I had a fantastic time at APSA last week. Early-stage PhD students, it’s definitely worth attending even if you’re not presenting. Here are some of the papers that really stood out to me:
- Shivaji Mukherjee is doing some very interesting work on how colonial-era British institutions in India may help to predict today’s Maoist insurgency in the southern and eastern states.
- Also in India, I really liked Gabrielle Kruks-Wisner‘s research on the varied strategies that citizens use to make claims on the state.
- Mark Dincecco and Massimiliano Gaetano Onorato have a thought-provoking paper on how medieval warfare led to the consolidation of major cities in Europe.

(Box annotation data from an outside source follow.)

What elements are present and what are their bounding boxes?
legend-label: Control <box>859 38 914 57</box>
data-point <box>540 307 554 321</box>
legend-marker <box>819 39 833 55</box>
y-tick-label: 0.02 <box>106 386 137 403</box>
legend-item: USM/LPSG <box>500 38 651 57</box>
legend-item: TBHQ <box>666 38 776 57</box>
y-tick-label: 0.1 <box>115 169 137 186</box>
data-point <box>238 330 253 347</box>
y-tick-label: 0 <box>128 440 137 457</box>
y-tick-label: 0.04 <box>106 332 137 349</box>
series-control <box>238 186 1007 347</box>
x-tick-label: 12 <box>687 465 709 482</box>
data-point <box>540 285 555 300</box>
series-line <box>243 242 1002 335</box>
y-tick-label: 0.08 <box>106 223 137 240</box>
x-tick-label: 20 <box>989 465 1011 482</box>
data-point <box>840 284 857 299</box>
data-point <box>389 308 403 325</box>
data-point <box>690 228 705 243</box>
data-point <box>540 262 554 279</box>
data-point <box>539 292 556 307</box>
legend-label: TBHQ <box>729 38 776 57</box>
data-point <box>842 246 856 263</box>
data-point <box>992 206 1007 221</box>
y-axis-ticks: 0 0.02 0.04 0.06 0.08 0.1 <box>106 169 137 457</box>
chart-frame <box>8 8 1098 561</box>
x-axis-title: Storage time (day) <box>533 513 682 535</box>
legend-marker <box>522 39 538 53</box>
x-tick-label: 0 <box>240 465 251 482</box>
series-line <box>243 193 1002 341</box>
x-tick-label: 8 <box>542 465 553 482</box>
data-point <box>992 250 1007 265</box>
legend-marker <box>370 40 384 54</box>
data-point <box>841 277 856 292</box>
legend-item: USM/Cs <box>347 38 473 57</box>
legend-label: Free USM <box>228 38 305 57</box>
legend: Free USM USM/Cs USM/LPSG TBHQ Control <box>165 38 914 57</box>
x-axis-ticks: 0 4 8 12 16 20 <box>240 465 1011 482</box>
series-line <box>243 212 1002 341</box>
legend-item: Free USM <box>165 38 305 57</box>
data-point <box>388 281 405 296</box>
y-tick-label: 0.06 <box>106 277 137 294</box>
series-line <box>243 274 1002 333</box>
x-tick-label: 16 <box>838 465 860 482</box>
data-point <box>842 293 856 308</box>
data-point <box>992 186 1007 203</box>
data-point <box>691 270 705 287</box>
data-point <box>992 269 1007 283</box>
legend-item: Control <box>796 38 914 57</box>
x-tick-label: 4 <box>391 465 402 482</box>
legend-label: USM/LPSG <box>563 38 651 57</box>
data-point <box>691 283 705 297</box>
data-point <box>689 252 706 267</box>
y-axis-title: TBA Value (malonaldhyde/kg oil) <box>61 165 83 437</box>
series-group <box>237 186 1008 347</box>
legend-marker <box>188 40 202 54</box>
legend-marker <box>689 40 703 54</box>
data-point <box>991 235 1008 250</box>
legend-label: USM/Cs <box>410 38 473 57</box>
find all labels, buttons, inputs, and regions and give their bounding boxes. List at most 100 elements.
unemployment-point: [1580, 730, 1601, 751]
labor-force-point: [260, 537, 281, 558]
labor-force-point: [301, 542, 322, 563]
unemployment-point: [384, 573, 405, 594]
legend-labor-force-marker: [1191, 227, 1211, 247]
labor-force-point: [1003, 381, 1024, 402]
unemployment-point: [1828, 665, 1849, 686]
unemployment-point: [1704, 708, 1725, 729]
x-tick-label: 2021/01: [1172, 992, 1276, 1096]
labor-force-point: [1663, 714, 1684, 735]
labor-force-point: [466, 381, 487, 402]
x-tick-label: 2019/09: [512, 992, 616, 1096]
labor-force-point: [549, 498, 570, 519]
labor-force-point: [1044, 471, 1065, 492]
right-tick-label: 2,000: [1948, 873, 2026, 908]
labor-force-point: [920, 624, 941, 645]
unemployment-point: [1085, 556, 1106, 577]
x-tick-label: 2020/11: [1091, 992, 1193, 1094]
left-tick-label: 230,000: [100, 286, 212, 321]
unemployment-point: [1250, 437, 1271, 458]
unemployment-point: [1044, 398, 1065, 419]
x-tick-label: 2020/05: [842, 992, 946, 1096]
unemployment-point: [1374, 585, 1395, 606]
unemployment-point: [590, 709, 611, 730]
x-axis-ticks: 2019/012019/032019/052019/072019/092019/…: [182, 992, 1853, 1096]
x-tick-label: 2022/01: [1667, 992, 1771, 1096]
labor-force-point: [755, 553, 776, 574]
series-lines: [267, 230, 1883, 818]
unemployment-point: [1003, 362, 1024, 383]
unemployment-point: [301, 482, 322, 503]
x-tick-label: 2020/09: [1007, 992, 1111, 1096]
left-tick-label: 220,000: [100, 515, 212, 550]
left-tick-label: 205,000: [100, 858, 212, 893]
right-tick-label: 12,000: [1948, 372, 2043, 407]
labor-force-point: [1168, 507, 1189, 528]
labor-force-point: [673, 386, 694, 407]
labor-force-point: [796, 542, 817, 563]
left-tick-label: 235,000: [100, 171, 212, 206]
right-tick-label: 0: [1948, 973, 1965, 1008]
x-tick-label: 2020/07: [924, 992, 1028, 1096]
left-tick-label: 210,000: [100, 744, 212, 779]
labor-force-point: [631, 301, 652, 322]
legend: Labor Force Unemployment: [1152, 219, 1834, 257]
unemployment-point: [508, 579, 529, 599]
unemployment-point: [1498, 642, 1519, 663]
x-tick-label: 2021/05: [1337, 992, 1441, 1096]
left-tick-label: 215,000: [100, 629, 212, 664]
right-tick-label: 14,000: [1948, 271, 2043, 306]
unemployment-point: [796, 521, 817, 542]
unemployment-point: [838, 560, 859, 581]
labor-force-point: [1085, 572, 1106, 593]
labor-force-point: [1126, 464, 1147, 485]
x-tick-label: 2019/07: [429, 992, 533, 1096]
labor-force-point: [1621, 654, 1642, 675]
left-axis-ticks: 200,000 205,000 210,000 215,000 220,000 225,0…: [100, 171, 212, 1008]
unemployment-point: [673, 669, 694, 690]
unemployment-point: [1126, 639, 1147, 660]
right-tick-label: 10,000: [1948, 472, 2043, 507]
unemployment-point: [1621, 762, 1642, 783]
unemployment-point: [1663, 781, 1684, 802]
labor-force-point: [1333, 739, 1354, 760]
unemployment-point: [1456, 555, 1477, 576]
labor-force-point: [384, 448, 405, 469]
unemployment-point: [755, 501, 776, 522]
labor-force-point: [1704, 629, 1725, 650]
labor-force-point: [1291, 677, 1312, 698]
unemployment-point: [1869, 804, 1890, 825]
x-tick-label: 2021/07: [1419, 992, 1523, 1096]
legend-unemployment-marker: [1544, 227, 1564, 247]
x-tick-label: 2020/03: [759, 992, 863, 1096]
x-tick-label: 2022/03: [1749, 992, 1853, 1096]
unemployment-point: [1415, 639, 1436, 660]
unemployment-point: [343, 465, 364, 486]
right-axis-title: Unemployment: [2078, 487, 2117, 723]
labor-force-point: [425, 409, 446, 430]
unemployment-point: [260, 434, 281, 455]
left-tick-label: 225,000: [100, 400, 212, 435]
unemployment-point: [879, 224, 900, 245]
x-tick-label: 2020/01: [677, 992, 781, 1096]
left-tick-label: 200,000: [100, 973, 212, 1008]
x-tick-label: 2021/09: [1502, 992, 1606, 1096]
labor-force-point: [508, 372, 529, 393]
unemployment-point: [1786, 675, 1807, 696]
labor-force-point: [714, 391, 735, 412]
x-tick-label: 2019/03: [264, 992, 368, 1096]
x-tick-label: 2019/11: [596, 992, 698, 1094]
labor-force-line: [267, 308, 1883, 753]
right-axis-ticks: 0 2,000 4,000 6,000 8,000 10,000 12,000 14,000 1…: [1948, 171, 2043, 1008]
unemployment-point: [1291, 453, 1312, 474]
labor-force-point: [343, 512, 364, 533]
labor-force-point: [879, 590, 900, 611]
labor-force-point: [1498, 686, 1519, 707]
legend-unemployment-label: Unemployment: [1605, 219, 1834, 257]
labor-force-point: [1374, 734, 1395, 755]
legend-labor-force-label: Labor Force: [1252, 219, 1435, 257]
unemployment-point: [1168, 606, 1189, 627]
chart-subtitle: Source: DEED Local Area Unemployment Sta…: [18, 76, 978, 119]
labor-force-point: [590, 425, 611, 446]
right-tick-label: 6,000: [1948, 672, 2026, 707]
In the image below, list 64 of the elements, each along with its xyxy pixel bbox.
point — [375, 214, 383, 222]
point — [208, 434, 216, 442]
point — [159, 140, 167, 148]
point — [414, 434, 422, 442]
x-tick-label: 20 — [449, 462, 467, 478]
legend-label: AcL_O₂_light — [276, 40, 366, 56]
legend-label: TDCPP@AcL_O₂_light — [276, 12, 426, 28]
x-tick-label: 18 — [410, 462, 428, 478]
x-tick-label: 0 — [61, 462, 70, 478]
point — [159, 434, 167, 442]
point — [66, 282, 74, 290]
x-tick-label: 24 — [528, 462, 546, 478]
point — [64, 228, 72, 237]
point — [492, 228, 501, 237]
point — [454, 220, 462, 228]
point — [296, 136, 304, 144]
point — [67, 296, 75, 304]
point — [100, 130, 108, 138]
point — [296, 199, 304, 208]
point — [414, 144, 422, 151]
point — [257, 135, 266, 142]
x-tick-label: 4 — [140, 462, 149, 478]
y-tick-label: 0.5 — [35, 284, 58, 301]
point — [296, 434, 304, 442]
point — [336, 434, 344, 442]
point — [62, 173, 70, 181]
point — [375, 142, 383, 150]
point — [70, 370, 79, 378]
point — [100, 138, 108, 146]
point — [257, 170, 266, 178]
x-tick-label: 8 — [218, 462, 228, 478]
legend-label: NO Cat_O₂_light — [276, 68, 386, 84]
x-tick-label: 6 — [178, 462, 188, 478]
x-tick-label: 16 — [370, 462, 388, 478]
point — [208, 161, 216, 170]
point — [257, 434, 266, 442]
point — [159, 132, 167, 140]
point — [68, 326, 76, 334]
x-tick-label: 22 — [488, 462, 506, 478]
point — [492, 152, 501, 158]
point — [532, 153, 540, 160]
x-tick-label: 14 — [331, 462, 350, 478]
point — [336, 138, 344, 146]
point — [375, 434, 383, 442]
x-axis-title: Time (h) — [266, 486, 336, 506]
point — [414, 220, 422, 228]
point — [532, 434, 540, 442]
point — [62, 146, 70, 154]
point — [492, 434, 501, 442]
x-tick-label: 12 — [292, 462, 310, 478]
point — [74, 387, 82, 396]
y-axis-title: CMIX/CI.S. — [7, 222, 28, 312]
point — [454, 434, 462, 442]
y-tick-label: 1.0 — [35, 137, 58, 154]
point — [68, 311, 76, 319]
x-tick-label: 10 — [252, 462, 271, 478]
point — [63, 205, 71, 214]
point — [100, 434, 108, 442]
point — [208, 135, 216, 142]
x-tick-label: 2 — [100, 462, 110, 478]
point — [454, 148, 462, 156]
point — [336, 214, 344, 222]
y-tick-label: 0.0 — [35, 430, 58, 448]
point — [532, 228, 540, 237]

- Kendra Koivu is doing some interesting research on how organized criminal groups use violence internally (to keep order in their ranks) and externally (to compete with other groups). I couldn’t find this paper online, but her earlier work on relationships between states and organized crime groups looks good as well.
- Finally, Alexandra Hartman (with coauthor Ben Morse) presented some fascinating results from a study examining why Liberians decided to host refugees from Côte d’Ivoire during the recent Ivoirian civil war. Moving beyond the standard (shallow) model of ethnic politics in Africa, they also looked at whether Liberians’ own experiences of conflict helped them to empathize with the Ivoirians, and led them to host people from different ethnic or religious groups. Also not online yet, but I’d keep an eye out for this; it’s a really welcome move towards more contextualized and frankly more respectful understandings of African political life.